Conclusions and future directions
This study shows that the GreenSeeker™ active sensor has the potential to estimate grain yield in irrigated maize; however, there is much room for improvement. We observed a linear relationship between grain yield and INSEY, which was significantly different between fields and years. Variability between sites and growing seasons limits the precision with which data from the Greenseeker™ sensor can be used to model potential yield. Other researchers have used this tool to improve nitrogen use efficiency in wheat with great success. Our results suggest that there is potential to do the same in irrigated maize. More research is needed, however, before this is a reality.

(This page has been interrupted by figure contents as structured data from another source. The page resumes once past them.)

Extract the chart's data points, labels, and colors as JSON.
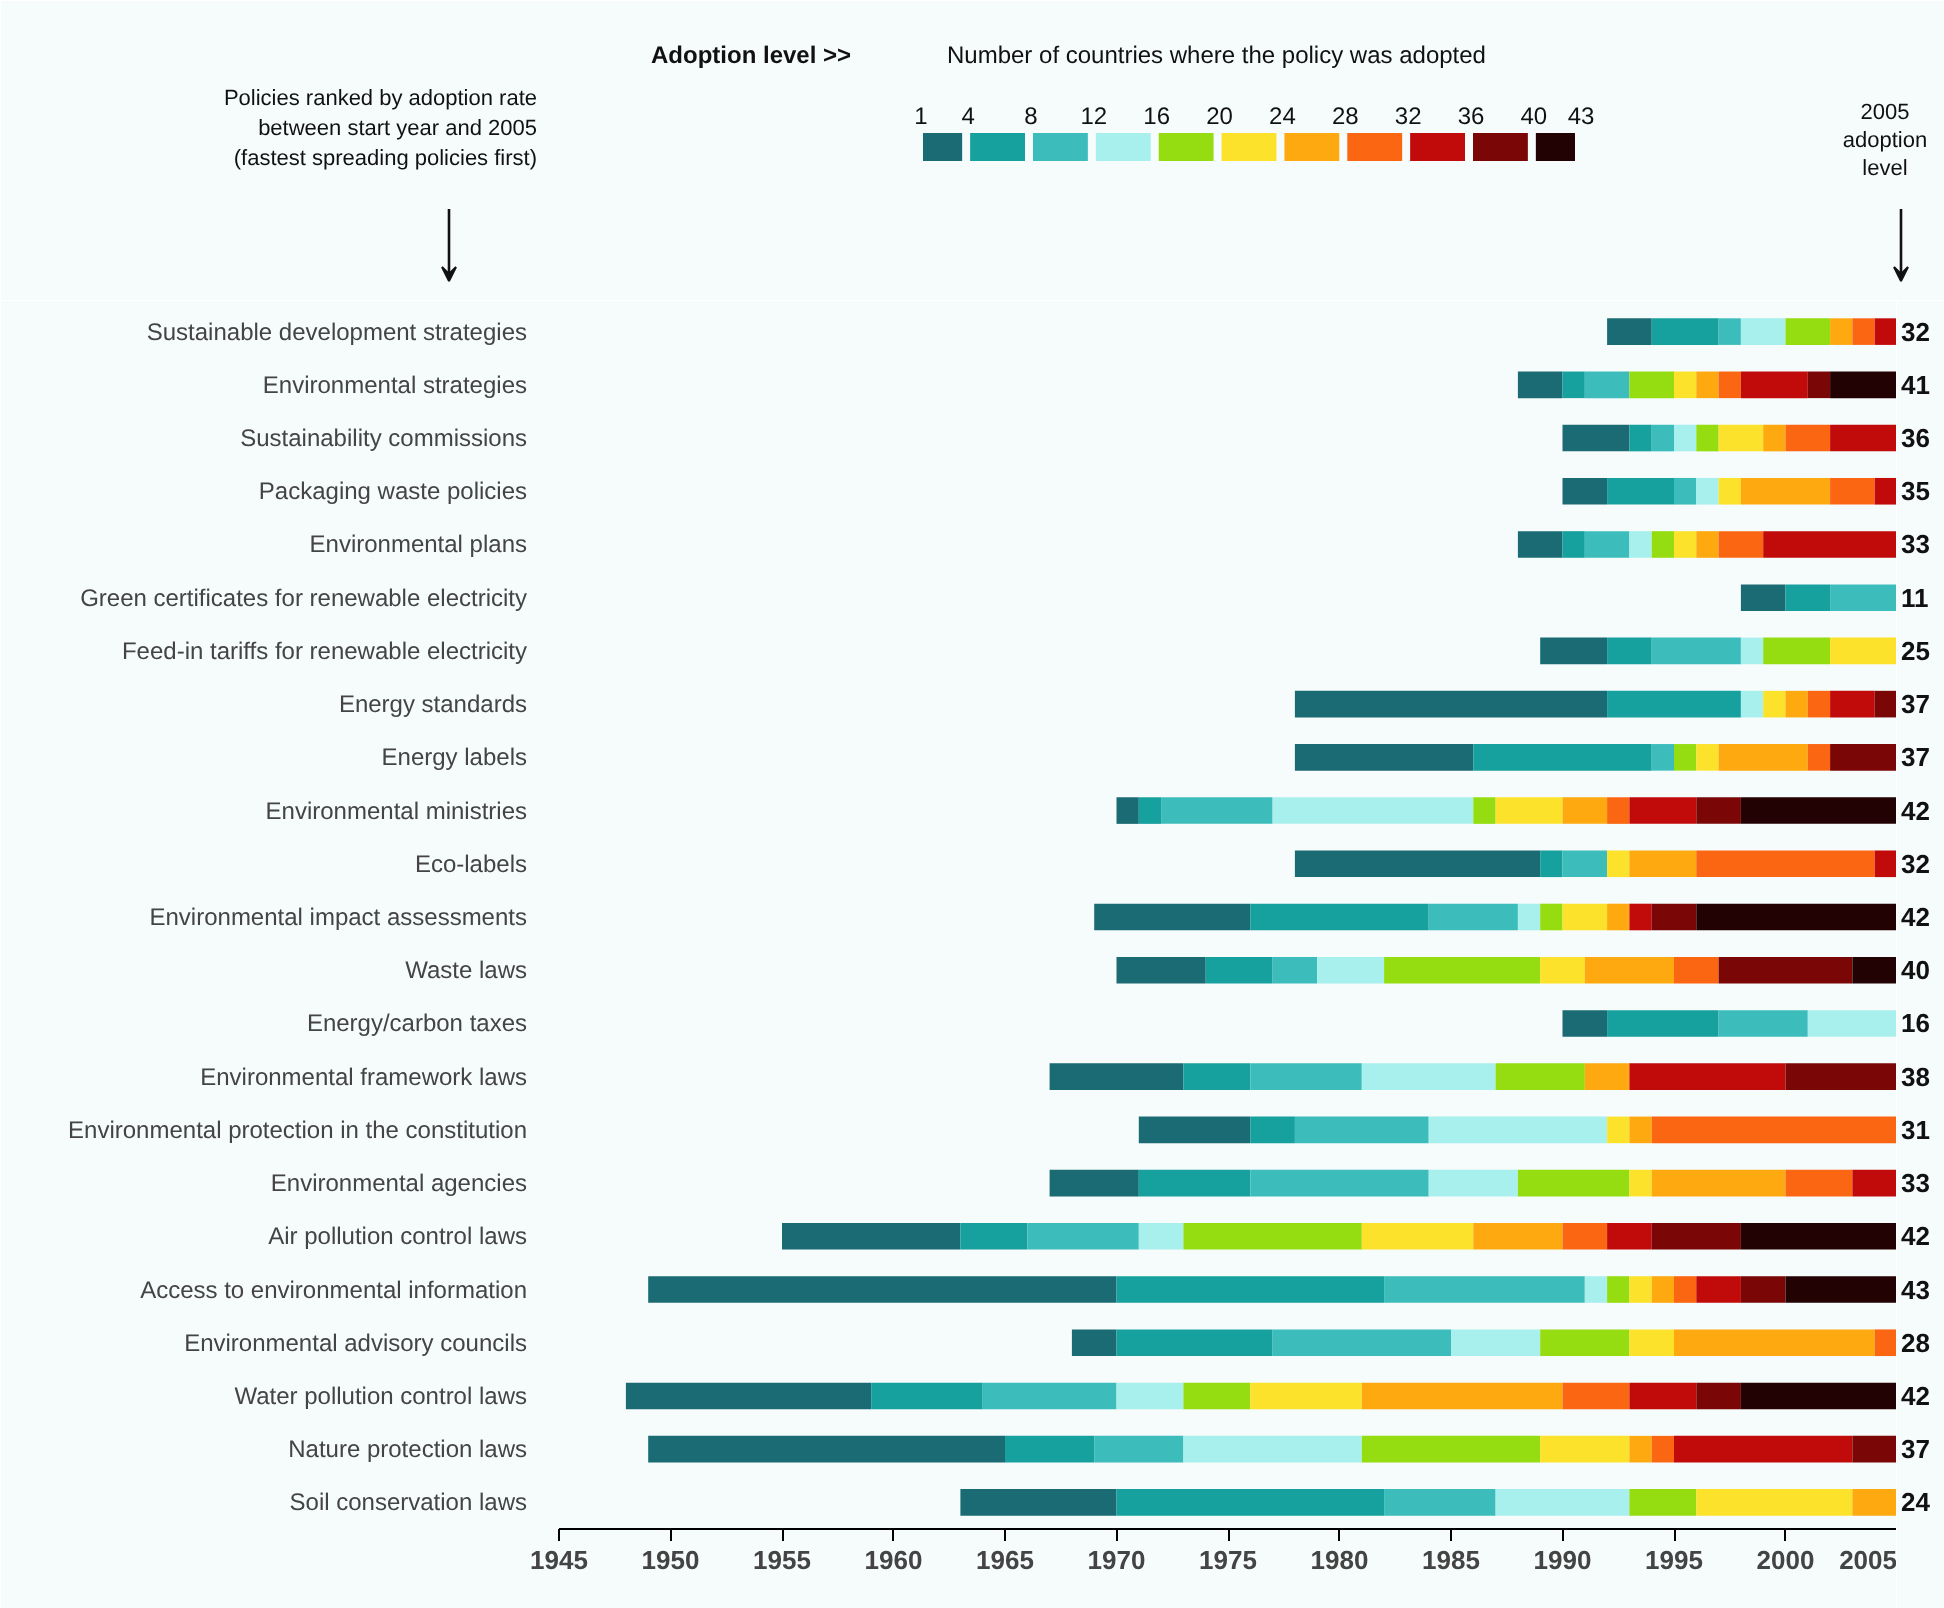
{
  "chart_data": {
    "type": "bar",
    "orientation": "horizontal",
    "legend_title": "Adoption level >>",
    "clabel": "Number of countries where the policy was adopted",
    "cticks": [
      1,
      4,
      8,
      12,
      16,
      20,
      24,
      28,
      32,
      36,
      40,
      43
    ],
    "categories": [
      "Sustainable development strategies",
      "Environmental strategies",
      "Sustainability commissions",
      "Packaging waste policies",
      "Environmental plans",
      "Green certificates for renewable electricity",
      "Feed-in tariffs for renewable electricity",
      "Energy standards",
      "Energy labels",
      "Environmental ministries",
      "Eco-labels",
      "Environmental impact assessments",
      "Waste laws",
      "Energy/carbon taxes",
      "Environmental framework laws",
      "Environmental protection in the constitution",
      "Environmental agencies",
      "Air pollution control laws",
      "Access to environmental information",
      "Environmental advisory councils",
      "Water pollution control laws",
      "Nature protection laws",
      "Soil conservation laws"
    ],
    "series": [
      {
        "color": "#1a6b73",
        "base": [
          1992,
          1988,
          1990,
          1990,
          1988,
          1998,
          1989,
          1978,
          1978,
          1970,
          1978,
          1969,
          1970,
          1990,
          1967,
          1971,
          1967,
          1955,
          1949,
          1968,
          1948,
          1949,
          1963
        ],
        "values": [
          2,
          2,
          3,
          2,
          2,
          2,
          3,
          14,
          8,
          1,
          11,
          7,
          4,
          2,
          6,
          5,
          4,
          8,
          21,
          2,
          11,
          16,
          7
        ]
      },
      {
        "color": "#16a09e",
        "base": [
          1994,
          1990,
          1993,
          1992,
          1990,
          2000,
          1992,
          1992,
          1986,
          1971,
          1989,
          1976,
          1974,
          1992,
          1973,
          1976,
          1971,
          1963,
          1970,
          1970,
          1959,
          1965,
          1970
        ],
        "values": [
          3,
          1,
          1,
          3,
          1,
          2,
          2,
          6,
          8,
          1,
          1,
          8,
          3,
          5,
          3,
          2,
          5,
          3,
          12,
          7,
          5,
          4,
          12
        ]
      },
      {
        "color": "#3dbcbc",
        "base": [
          1997,
          1991,
          1994,
          1995,
          1991,
          2002,
          1994,
          null,
          1994,
          1972,
          1990,
          1984,
          1977,
          1997,
          1976,
          1978,
          1976,
          1966,
          1982,
          1977,
          1964,
          1969,
          1982
        ],
        "values": [
          1,
          2,
          1,
          1,
          2,
          3,
          4,
          null,
          1,
          5,
          2,
          4,
          2,
          4,
          5,
          6,
          8,
          5,
          9,
          8,
          6,
          4,
          5
        ]
      },
      {
        "color": "#a8f0ee",
        "base": [
          1998,
          null,
          1995,
          1996,
          1993,
          null,
          1998,
          1998,
          null,
          1977,
          null,
          1988,
          1979,
          2001,
          1981,
          1984,
          1984,
          1971,
          1991,
          1985,
          1970,
          1973,
          1987
        ],
        "values": [
          2,
          null,
          1,
          1,
          1,
          null,
          1,
          1,
          null,
          9,
          null,
          1,
          3,
          4,
          6,
          8,
          4,
          2,
          1,
          4,
          3,
          8,
          6
        ]
      },
      {
        "color": "#95dd10",
        "base": [
          2000,
          1993,
          1996,
          null,
          1994,
          null,
          1999,
          null,
          1995,
          1986,
          null,
          1989,
          1982,
          null,
          1987,
          null,
          1988,
          1973,
          1992,
          1989,
          1973,
          1981,
          1993
        ],
        "values": [
          2,
          2,
          1,
          null,
          1,
          null,
          3,
          null,
          1,
          1,
          null,
          1,
          7,
          null,
          4,
          null,
          5,
          8,
          1,
          4,
          3,
          8,
          3
        ]
      },
      {
        "color": "#fce22a",
        "base": [
          null,
          1995,
          1997,
          1997,
          1995,
          null,
          2002,
          1999,
          1996,
          1987,
          1992,
          1990,
          1989,
          null,
          null,
          1992,
          1993,
          1981,
          1993,
          1993,
          1976,
          1989,
          1996
        ],
        "values": [
          null,
          1,
          2,
          1,
          1,
          null,
          3,
          1,
          1,
          3,
          1,
          2,
          2,
          null,
          null,
          1,
          1,
          5,
          1,
          2,
          5,
          4,
          7
        ]
      },
      {
        "color": "#fda90f",
        "base": [
          2002,
          1996,
          1999,
          1998,
          1996,
          null,
          null,
          2000,
          1997,
          1990,
          1993,
          1992,
          1991,
          null,
          1991,
          1993,
          1994,
          1986,
          1994,
          1995,
          1981,
          1993,
          2003
        ],
        "values": [
          1,
          1,
          1,
          4,
          1,
          null,
          null,
          1,
          4,
          2,
          3,
          1,
          4,
          null,
          2,
          1,
          6,
          4,
          1,
          9,
          9,
          1,
          2
        ]
      },
      {
        "color": "#fb6612",
        "base": [
          2003,
          1997,
          2000,
          2002,
          1997,
          null,
          null,
          2001,
          2001,
          1992,
          1996,
          null,
          1995,
          null,
          null,
          1994,
          2000,
          1990,
          1995,
          2004,
          1990,
          1994,
          null
        ],
        "values": [
          1,
          1,
          2,
          2,
          2,
          null,
          null,
          1,
          1,
          1,
          8,
          null,
          2,
          null,
          null,
          11,
          3,
          2,
          1,
          1,
          3,
          1,
          null
        ]
      },
      {
        "color": "#c10a0a",
        "base": [
          2004,
          1998,
          2002,
          2004,
          1999,
          null,
          null,
          2002,
          null,
          1993,
          2004,
          1993,
          null,
          null,
          1993,
          null,
          2003,
          1992,
          1996,
          null,
          1993,
          1995,
          null
        ],
        "values": [
          1,
          3,
          3,
          1,
          6,
          null,
          null,
          2,
          null,
          3,
          1,
          1,
          null,
          null,
          7,
          null,
          2,
          2,
          2,
          null,
          3,
          8,
          null
        ]
      },
      {
        "color": "#7a0606",
        "base": [
          null,
          2001,
          null,
          null,
          null,
          null,
          null,
          2004,
          2002,
          1996,
          null,
          1994,
          1997,
          null,
          2000,
          null,
          null,
          1994,
          1998,
          null,
          1996,
          2003,
          null
        ],
        "values": [
          null,
          1,
          null,
          null,
          null,
          null,
          null,
          1,
          3,
          2,
          null,
          2,
          6,
          null,
          5,
          null,
          null,
          4,
          2,
          null,
          2,
          2,
          null
        ]
      },
      {
        "color": "#220203",
        "base": [
          null,
          2002,
          null,
          null,
          null,
          null,
          null,
          null,
          null,
          1998,
          null,
          1996,
          2003,
          null,
          null,
          null,
          null,
          1998,
          2000,
          null,
          1998,
          null,
          null
        ],
        "values": [
          null,
          3,
          null,
          null,
          null,
          null,
          null,
          null,
          null,
          7,
          null,
          9,
          2,
          null,
          null,
          null,
          null,
          7,
          5,
          null,
          7,
          null,
          null
        ]
      }
    ],
    "xlim": [
      1945,
      2005
    ],
    "xticks": [
      1945,
      1950,
      1955,
      1960,
      1965,
      1970,
      1975,
      1980,
      1985,
      1990,
      1995,
      2000,
      2005
    ],
    "annotations": [
      "Policies ranked by adoption rate\nbetween start year and 2005\n(fastest spreading policies first)",
      "2005\nadoption\nlevel",
      "32",
      "41",
      "36",
      "35",
      "33",
      "11",
      "25",
      "37",
      "37",
      "42",
      "32",
      "42",
      "40",
      "16",
      "38",
      "31",
      "33",
      "42",
      "43",
      "28",
      "42",
      "37",
      "24"
    ]
  }
}
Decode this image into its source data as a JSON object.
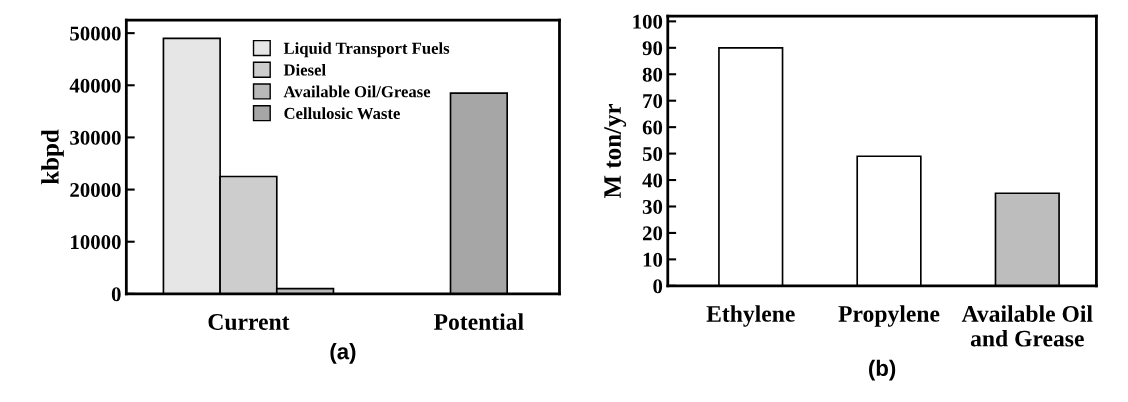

Areas that need additional study in future include, but are not limited to the following: (i) collecting data from more locations and years to determine if the relation between INSEY and maize yield is stable, (ii) determine the critical level for the NDVI-ratio used in this study, (iii) determine the critical growth stage at which use of the sensor would be most beneficial, (iv) does mounting the GreenSeeker™ to farm equipment change any of the fundamental relationships and or does it introduce interference from the soil background, and (v) how many sensors need to be mounted on each farm equipment for different crops. Before active sensors such as GreenSeeker™ become practical on farm equipment, the benefits (economic, environmental, and nitrogen use-efficiency) must outweigh the effects of the costs and skills needed to incorporate active sensors into farming practices. While more needs to be done, this and other studies are steps in the right direction.